AT&T Has So-So Q1, But WarnerMedia, Wireless Hold Their Own

AT&T’s first-quarter revenues, announced Wednesday, fell short of expectations, but it had solid results in its wireless division, and with WarnerMedia.

The AT&T cellphone business added 80,000 customers, a much better outcome than the decline of 44,000 analysts had predicted.

The wireless division makes up 40% of AT&T’s total operating revenue, but its $17.57 billion in revenue fell slightly short of projections, apparently because of heavy promotions during the quarter, which included the new ”Just OK is not OK” and controversial “5GE” campaigns.

WarnerMedia, the new name for AT&T’s newly acquired division that includes HBO, CNN and other cable networks, also showed gains in all its units and a 11.6% increase in operating income, to $2.2 billion.



With the acquisition of Time Warner, AT&T took on massive debt, now totaling $169 billion. It’s now focused on reducing that amount. Among cost-cutting measures, the company is selling its stake in Hulu for $1.43  billion, and getting rid of its new skyscraper in New York’s Hudson Yards development for $2.2 billion.

Revenue was up nearly 18%, to $44.83 billion.
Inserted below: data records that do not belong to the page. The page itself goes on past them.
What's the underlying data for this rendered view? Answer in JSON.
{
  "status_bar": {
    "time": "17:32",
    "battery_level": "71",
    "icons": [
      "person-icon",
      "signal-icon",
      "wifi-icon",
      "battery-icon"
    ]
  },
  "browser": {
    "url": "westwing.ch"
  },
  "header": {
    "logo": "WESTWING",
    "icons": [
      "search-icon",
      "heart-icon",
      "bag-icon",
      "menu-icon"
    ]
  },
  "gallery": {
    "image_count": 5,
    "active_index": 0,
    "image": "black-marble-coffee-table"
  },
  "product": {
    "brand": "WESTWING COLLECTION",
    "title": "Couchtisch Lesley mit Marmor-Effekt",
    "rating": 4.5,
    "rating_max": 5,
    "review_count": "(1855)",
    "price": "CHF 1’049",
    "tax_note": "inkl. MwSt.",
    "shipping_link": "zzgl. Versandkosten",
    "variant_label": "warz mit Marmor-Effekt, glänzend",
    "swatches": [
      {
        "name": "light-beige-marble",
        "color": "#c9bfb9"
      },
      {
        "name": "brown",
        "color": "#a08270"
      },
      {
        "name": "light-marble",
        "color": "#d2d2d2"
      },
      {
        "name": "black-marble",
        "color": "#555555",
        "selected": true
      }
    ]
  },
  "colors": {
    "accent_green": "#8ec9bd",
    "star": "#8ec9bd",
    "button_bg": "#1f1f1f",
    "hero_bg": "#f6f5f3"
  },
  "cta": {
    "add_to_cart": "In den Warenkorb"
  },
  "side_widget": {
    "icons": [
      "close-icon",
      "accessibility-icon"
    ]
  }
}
That was slightly below analysts’ expectations of $45.11 billion.

“Our first-quarter results show that we’re delivering on what we promised,” said Randall Stephenson, AT&T chairman and CEO. “We’re on plan to meet our de-leveraging goals with strong free cash flow and asset sales. We grew Entertainment Group EBITDA in the quarter and are confident we’ll meet or exceed our full-year target.”

But AT&T shares were trading down 4.86 at 2 p.m. on Wednesday, showing some investors are not convinced. "Altogether, AT&T's collection of assets remains challenged," wrote Jonathan Chaplin, an analyst with New Street Research, according to Yahoo.  He called the results  “just okay,” tweaking the AT&T wireless campaign tagline.

The problem, as it has been for a while, is at DirecTV and U-Verse, which lost 544,000 subscribers in the quarter. The digital virtual cable product, DirecTV Now, is not much better. It lost 83,000 subscribers, which actually sounds better than the 267,000 it lost in 2018’s Q4.

DirecTV Now competes with Playstation Vue, Hulu TV and YouTube TV in a digital business that appeals to cable (and satellite) cord-cutters who still want network channels. Though that’s a growing number, it appears that growth is slowing down, with more consumers concluding that they can live without “old” television fare, from broadcast networks like CBS and cable outlets like USA. DirecTV Now recently raised its rates, possibly reminding consumers, sourly, of their experience with cable operators in the past.

AT&T wireless and Verizon are locked in a battle for supremacy in the still (very) nascent 5G competition for customers, but the cellphone market is saturated, making growth problematic.

AT&T’s 5GE campaign, which tried to repackage its improved 4G phone service as 5GE (the “E” standing for Evolution, a fact the company mentioned only here and there), shows the cutthroat nature of competition in the mobile market, which of course includes Sprint and T-Mobile.

Sprint, in fact, sued to stop the ads, and in its own ads said AT&T was peddling “fake 5G.” The suit is on the way to be being settled “amicably,” both sides reported on Tuesday. The fate of the ads hasn’t been announced.